El indio no contestó, pero introdujo la cabeza y casi al mismo tiempo el resto de su cuerpo, hasta que desaparecieron sus pies en la oscura tronera. Una voz indefinible dijo desde dentro, muy quedo:

—Puede entrar. Todo está oscuro y quieto.

No dejaron de llamar la atención a Evaristo los términos regulares y pulcros del llamamiento; pero no obstante se tendió en el suelo y comenzó con precaución a introducir su cabeza; no había penetrado aún el cuello, cuando se sintió asido de las melenas de la frente por una mano fuerte que lo tiraba para introducirlo adentro, y al mismo tiempo sintió la punta de un puñal. Quiso retirarse inmediatamente; pero otra mano se apoderó de otro mechón, y su esfuerzo fue inútil.

—¡Ah, maldita Cecilia! Siento tus manos fuertes de arriera y de trajinera, y tu venganza de infierno, pero no te has de salir con la tuya; mis gentes están aquí y ahora mismo rompo las puertas de tu casa, entro, te llevo presa y te ahorco en el monte… Suelta, suelta, demonio… Suelta… te prometo no decir nada… suelta… Jamás te volveré a ver ni a acercarme a una legua de donde tú estés… Suelta, por el alma de tu madre…

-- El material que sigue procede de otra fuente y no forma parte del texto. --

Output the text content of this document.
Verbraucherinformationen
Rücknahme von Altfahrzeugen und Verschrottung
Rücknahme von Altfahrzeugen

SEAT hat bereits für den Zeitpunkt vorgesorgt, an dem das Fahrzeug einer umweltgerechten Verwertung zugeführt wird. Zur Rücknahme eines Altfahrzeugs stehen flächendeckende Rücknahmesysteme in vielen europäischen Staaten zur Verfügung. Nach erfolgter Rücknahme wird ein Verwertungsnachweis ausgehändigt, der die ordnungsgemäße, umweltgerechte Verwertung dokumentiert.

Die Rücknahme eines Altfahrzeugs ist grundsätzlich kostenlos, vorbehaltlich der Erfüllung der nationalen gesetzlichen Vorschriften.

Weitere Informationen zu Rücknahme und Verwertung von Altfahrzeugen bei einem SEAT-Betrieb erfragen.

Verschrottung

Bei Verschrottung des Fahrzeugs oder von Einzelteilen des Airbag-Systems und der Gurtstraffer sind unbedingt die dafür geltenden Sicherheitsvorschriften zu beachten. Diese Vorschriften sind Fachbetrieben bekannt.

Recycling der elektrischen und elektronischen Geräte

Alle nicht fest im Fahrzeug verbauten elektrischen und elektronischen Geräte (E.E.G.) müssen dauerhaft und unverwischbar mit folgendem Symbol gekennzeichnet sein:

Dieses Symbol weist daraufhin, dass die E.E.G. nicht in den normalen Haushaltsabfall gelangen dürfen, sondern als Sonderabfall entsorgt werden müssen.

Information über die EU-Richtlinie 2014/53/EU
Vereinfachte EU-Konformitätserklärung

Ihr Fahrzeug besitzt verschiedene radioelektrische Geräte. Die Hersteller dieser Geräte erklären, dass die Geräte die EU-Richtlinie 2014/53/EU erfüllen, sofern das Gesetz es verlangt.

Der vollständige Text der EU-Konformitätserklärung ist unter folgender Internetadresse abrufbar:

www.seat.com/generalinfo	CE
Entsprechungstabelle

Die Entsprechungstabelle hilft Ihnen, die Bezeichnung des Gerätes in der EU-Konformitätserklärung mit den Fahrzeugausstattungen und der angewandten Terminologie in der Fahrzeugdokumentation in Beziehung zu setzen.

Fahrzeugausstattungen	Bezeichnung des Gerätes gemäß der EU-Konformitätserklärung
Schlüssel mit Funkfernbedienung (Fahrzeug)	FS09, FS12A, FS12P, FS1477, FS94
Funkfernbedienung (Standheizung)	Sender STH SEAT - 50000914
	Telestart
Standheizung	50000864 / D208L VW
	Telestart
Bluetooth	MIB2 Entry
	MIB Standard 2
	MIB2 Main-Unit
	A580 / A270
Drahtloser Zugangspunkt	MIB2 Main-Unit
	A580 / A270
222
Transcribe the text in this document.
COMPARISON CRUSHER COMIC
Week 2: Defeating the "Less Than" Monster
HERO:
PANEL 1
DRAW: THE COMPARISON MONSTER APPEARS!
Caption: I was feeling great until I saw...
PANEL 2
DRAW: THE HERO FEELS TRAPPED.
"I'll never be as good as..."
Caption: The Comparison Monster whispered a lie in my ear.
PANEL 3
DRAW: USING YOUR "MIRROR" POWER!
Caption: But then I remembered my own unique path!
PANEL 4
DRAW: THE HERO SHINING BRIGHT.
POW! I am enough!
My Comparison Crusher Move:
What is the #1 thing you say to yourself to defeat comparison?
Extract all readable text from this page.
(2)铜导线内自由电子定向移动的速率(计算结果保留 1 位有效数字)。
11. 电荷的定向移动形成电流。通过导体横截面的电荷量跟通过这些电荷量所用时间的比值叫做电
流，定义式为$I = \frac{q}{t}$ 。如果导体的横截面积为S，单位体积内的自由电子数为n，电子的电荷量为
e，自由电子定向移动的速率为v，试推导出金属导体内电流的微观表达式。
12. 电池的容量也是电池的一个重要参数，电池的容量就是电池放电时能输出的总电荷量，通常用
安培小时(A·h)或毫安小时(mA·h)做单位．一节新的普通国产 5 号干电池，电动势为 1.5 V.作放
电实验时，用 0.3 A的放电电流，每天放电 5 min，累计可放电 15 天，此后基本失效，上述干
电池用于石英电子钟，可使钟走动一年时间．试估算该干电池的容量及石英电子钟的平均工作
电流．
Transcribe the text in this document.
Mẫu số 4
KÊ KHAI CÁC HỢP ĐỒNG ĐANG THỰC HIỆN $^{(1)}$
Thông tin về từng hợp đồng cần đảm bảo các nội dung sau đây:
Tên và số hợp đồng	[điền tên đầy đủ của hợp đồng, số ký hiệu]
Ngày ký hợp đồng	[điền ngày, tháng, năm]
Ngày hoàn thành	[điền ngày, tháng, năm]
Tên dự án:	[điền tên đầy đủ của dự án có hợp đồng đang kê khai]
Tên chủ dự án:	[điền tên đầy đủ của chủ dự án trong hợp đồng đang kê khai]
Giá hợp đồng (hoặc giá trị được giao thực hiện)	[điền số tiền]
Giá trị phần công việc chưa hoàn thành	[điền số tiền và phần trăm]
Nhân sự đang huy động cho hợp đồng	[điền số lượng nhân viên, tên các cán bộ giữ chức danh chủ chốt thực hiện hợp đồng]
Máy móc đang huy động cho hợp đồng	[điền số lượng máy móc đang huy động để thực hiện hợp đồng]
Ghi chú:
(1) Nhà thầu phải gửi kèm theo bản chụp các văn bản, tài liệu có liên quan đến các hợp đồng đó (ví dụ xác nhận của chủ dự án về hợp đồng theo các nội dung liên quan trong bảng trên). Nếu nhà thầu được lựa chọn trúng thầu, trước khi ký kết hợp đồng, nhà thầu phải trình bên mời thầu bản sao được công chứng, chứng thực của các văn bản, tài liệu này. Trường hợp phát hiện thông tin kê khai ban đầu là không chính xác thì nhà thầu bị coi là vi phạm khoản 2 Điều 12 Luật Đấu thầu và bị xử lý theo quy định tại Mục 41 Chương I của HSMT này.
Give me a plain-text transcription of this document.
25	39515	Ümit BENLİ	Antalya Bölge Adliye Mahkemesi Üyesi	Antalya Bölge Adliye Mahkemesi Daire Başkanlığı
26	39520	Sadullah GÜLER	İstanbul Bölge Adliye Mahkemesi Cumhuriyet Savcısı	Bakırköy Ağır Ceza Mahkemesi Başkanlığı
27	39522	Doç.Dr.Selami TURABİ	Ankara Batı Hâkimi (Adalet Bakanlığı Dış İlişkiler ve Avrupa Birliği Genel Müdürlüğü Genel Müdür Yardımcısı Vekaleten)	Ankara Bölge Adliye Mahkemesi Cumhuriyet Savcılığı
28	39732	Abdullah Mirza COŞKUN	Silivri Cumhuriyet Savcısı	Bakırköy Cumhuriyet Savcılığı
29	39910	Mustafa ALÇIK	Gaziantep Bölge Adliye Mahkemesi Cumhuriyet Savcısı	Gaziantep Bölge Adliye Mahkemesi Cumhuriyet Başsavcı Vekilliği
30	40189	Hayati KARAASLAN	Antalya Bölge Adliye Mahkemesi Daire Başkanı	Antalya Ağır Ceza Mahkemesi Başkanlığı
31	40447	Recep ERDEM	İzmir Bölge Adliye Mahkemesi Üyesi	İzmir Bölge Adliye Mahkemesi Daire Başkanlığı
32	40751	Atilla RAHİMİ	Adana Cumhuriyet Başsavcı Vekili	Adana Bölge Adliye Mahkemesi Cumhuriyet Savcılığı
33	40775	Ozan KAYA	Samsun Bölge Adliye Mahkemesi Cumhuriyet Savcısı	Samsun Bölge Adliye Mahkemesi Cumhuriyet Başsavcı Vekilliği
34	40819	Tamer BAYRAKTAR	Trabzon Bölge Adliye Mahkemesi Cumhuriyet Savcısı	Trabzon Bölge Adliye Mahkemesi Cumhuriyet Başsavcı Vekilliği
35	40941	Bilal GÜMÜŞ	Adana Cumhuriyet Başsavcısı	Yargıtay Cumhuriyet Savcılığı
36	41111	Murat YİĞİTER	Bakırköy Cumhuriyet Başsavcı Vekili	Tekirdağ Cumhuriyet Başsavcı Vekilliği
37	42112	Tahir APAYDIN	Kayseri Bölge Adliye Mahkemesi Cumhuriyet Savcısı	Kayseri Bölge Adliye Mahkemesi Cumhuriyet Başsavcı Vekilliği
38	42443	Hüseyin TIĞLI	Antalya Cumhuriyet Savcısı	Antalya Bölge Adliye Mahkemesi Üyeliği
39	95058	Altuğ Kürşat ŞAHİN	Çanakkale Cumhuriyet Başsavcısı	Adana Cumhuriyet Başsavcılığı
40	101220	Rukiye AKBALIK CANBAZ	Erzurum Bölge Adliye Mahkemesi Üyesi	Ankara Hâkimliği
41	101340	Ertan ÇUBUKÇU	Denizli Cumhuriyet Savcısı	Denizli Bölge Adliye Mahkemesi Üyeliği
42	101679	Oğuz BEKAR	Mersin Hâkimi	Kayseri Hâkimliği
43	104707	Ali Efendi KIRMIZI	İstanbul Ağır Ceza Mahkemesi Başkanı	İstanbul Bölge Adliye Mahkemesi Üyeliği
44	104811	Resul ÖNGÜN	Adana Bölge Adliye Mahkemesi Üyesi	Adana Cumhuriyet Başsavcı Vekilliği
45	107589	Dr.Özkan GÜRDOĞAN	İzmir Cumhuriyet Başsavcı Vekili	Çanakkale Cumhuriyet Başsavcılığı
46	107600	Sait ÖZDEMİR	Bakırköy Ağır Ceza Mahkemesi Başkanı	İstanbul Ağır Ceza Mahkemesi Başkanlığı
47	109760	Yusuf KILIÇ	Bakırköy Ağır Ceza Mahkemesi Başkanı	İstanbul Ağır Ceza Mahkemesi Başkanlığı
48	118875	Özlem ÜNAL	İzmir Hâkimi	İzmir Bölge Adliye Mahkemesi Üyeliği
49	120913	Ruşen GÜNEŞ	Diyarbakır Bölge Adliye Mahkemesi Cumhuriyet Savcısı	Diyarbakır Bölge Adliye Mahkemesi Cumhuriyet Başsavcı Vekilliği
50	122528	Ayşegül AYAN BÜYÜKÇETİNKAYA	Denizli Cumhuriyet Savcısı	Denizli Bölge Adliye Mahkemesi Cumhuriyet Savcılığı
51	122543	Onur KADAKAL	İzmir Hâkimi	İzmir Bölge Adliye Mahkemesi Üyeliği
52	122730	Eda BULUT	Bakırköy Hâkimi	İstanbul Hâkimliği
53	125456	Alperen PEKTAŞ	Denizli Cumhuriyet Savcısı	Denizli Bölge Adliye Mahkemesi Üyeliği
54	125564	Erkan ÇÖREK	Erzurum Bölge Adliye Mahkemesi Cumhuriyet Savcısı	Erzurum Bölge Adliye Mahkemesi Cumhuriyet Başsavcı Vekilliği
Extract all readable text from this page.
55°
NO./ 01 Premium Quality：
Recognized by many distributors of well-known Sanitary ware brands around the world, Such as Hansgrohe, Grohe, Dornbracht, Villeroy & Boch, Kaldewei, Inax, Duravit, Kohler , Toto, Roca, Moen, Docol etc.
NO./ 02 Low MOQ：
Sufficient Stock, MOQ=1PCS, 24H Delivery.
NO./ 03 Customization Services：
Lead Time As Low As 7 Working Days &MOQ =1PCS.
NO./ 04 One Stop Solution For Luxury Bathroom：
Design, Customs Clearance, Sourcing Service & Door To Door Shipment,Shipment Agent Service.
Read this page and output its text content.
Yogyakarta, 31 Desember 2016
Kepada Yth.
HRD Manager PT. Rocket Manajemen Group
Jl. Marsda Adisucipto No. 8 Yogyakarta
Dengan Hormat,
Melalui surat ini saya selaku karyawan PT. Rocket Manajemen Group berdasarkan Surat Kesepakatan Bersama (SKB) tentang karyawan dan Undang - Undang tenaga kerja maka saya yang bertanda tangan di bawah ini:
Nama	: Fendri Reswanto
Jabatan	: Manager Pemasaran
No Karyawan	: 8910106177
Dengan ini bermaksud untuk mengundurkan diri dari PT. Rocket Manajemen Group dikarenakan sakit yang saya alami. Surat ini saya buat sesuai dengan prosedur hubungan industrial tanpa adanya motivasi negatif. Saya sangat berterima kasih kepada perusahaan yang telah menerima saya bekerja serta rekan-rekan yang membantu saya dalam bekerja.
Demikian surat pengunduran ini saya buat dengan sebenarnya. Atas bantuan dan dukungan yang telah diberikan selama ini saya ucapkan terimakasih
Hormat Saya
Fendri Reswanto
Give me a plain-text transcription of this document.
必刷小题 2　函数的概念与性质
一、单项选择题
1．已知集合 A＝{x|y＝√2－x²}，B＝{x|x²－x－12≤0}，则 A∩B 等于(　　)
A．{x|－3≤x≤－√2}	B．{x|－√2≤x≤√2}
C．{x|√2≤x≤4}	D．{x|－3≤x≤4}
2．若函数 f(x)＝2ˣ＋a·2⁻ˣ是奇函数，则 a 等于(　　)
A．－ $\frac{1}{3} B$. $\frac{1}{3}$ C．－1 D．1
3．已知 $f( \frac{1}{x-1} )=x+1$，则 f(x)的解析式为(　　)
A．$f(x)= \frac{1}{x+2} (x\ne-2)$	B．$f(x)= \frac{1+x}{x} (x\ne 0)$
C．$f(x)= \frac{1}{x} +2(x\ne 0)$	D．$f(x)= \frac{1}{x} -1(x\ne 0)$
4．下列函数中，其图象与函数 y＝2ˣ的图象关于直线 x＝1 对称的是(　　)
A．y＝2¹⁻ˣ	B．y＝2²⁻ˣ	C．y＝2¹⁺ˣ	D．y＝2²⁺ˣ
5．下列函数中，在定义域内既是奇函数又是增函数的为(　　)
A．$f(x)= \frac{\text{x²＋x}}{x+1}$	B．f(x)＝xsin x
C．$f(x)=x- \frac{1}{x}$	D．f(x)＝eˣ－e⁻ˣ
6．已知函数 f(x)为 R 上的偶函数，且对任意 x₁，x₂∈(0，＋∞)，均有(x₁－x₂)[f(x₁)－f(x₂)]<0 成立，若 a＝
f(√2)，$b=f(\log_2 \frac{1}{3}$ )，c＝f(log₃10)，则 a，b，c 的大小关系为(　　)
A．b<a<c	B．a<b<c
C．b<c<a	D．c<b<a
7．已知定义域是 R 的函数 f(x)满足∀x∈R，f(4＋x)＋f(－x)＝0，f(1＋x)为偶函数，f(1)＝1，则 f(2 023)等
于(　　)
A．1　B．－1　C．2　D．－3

Evaristo, formando palanca con sus brazos apoyados contra la pared, trataba de retirar su cabeza, amenazando unas veces, jurando y pidiendo perdón otras. Imposible; la persona que lo tenía asido de los cabellos en el interior del cuarto, formaba también palanca poniendo los pies contra la pared. Esta lucha terrible duró menos de cinco minutos.

La persona que tenía asida a Evaristo cayó de espaldas en el cuarto, quedándose con un mechón de cabellos, con todo y la piel del casco en la mano, mientras el bandido se revolcaba de dolor entre el cascajo y los escombros de la tétrica calle.